Re: Deceiding which index to use

Richard Huxton <dev@xxxxxxxxxxxx> · Fri, 09 Mar 2007 15:21:20 +0000

Mezei Zoltán wrote:
Richard Huxton wrote:

And does the planner know that?
SELECT * FROM pg_stats WHERE tablename='subscriber' AND attname='anumber';
It's the n_distinct you're interested in, and perhaps most_common_freqs.

n_distinct is -0.359322 and most_common_vals contains about 10 different 
anumbers (which are corretct), most_common_freqs are between 0.01 and 0.001. 
What does n_distinct exactly mean? Why is it negative?

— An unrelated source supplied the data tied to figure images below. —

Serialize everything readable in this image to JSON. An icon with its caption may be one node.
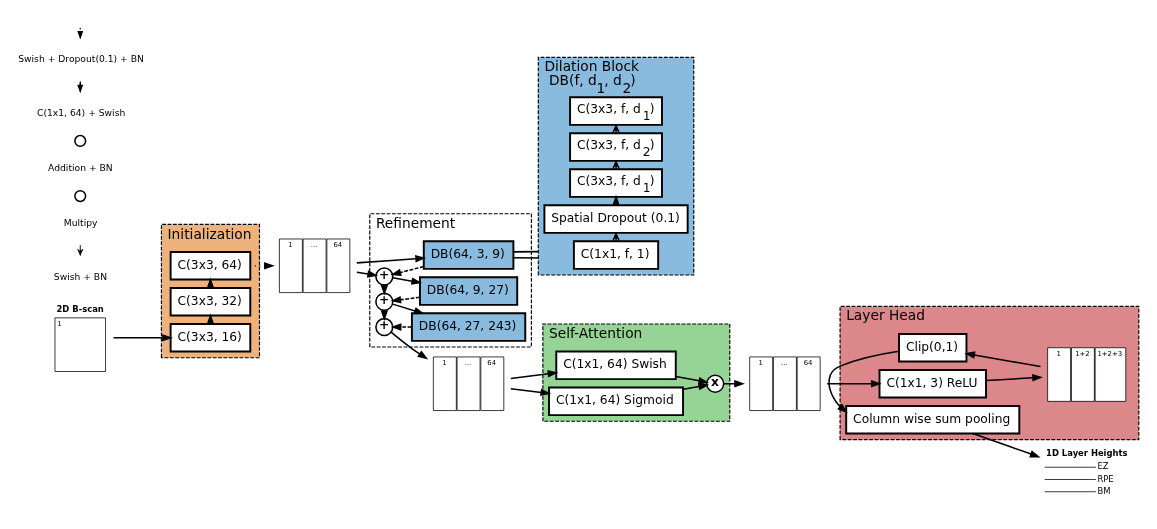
{
  "diagram": {
    "nodes": [
      {
        "text": [
          "1"
        ],
        "beside": [
          "2D B-scan"
        ]
      },
      {
        "text": [
          "Initialization"
        ]
      },
      {
        "text": [
          "C(3x3, 16)"
        ],
        "in": 1
      },
      {
        "text": [
          "C(3x3, 32)"
        ],
        "in": 1
      },
      {
        "text": [
          "C(3x3, 64)"
        ],
        "in": 1
      },
      {
        "text": [
          "1",
          "...",
          "64"
        ]
      },
      {
        "text": [
          "Refinement"
        ]
      },
      {
        "text": [
          "+"
        ],
        "in": 6
      },
      {
        "text": [
          "+"
        ],
        "in": 6
      },
      {
        "text": [
          "+"
        ],
        "in": 6
      },
      {
        "text": [
          "DB(64, 3, 9)"
        ],
        "in": 6
      },
      {
        "text": [
          "DB(64, 9, 27)"
        ],
        "in": 6
      },
      {
        "text": [
          "DB(64, 27, 243)"
        ],
        "in": 6
      },
      {
        "text": [
          "Dilation Block",
          "DB(f, d$_{1}$, d$_{2}$)"
        ]
      },
      {
        "text": [
          "C(1x1, f, 1)"
        ],
        "in": 13
      },
      {
        "text": [
          "Spatial Dropout (0.1)"
        ],
        "in": 13
      },
      {
        "text": [
          "C(3x3, f, d$_{1}$)"
        ],
        "in": 13
      },
      {
        "text": [
          "C(3x3, f, d$_{2}$)"
        ],
        "in": 13
      },
      {
        "text": [
          "C(3x3, f, d$_{1}$)"
        ],
        "in": 13
      },
      {
        "text": [
          "1",
          "...",
          "64"
        ]
      },
      {
        "text": [
          "Self-Attention"
        ]
      },
      {
        "text": [
          "C(1x1, 64) Swish"
        ],
        "in": 20
      },
      {
        "text": [
          "C(1x1, 64) Sigmoid"
        ],
        "in": 20
      },
      {
        "text": [
          "x"
        ],
        "in": 20
      },
      {
        "text": [
          "1",
          "...",
          "64"
        ]
      },
      {
        "text": [
          "Layer Head"
        ]
      },
      {
        "text": [
          "C(1x1, 3) ReLU"
        ],
        "in": 25
      },
      {
        "text": [
          "1",
          "1+2",
          "1+2+3"
        ],
        "in": 25
      },
      {
        "text": [
          "Clip(0,1)"
        ],
        "in": 25
      },
      {
        "text": [
          "Column wise sum pooling"
        ],
        "in": 25
      },
      {
        "text": [
          "1D Layer Heights",
          "EZ",
          "RPE",
          "BM"
        ]
      }
    ],
    "edges": [
      {
        "from": 0,
        "to": 2,
        "arrow": "to"
      },
      {
        "from": 2,
        "to": 3,
        "arrow": "to",
        "style": "dashed"
      },
      {
        "from": 3,
        "to": 4,
        "arrow": "to",
        "style": "dashed"
      },
      {
        "from": 4,
        "to": 5,
        "arrow": "to",
        "style": "dashed"
      },
      {
        "from": 5,
        "to": 7,
        "arrow": "to"
      },
      {
        "from": 5,
        "to": 10,
        "arrow": "to"
      },
      {
        "from": 10,
        "to": 7,
        "arrow": "to",
        "style": "dashed"
      },
      {
        "from": 7,
        "to": 8,
        "arrow": "to"
      },
      {
        "from": 7,
        "to": 11,
        "arrow": "to"
      },
      {
        "from": 11,
        "to": 8,
        "arrow": "to",
        "style": "dashed"
      },
      {
        "from": 8,
        "to": 9,
        "arrow": "to"
      },
      {
        "from": 8,
        "to": 12,
        "arrow": "to"
      },
      {
        "from": 12,
        "to": 9,
        "arrow": "to",
        "style": "dashed"
      },
      {
        "from": 10,
        "to": 13,
        "arrow": "none"
      },
      {
        "from": 10,
        "to": 13,
        "arrow": "none"
      },
      {
        "from": 14,
        "to": 15,
        "arrow": "to",
        "style": "dashed"
      },
      {
        "from": 15,
        "to": 16,
        "arrow": "to"
      },
      {
        "from": 16,
        "to": 17,
        "arrow": "to",
        "style": "dashed"
      },
      {
        "from": 17,
        "to": 18,
        "arrow": "to",
        "style": "dashed"
      },
      {
        "from": 9,
        "to": 19,
        "arrow": "to"
      },
      {
        "from": 19,
        "to": 21,
        "arrow": "to"
      },
      {
        "from": 19,
        "to": 22,
        "arrow": "to"
      },
      {
        "from": 21,
        "to": 23,
        "arrow": "to"
      },
      {
        "from": 22,
        "to": 23,
        "arrow": "to"
      },
      {
        "from": 23,
        "to": 24,
        "arrow": "to"
      },
      {
        "from": 24,
        "to": 26,
        "arrow": "to"
      },
      {
        "from": 26,
        "to": 27,
        "arrow": "to"
      },
      {
        "from": 27,
        "to": 28,
        "arrow": "to"
      },
      {
        "from": 28,
        "to": 29,
        "arrow": "to"
      },
      {
        "from": 29,
        "to": 30,
        "arrow": "to"
      }
    ],
    "legend": [
      {
        "text": "Swish + Dropout(0.1) + BN"
      },
      {
        "text": "C(1x1, 64) + Swish"
      },
      {
        "text": "Addition + BN"
      },
      {
        "text": "Multipy"
      },
      {
        "text": "Swish + BN"
      }
    ]
  }
}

It's saying that it's a ratio, so if you doubled the number of 
subscribers it would expect that the number of unique anumber's would 
double too. So you've got about 36% of the rows with unique values - 
pretty much what you said earlier. That's not bad, since the planner 
only uses an estimate.

OK - so the next place to look is the distribution of values for 
subscriber_id on the output_message_log. Does that have some subscribers 
with many rows and lots with hardly any? If so, you might need to 
increase the stats on that column:

ALTER TABLE output_message_log ALTER COLUMN subscriber_id SET STATISTICS 
<num>;
ANALYSE output_message_log (subscriber_id);

The <num> defaults to 10, but can be set as high as 1000. You want to 
try and capture the "big" subscribers.

--
  Richard Huxton
  Archonet Ltd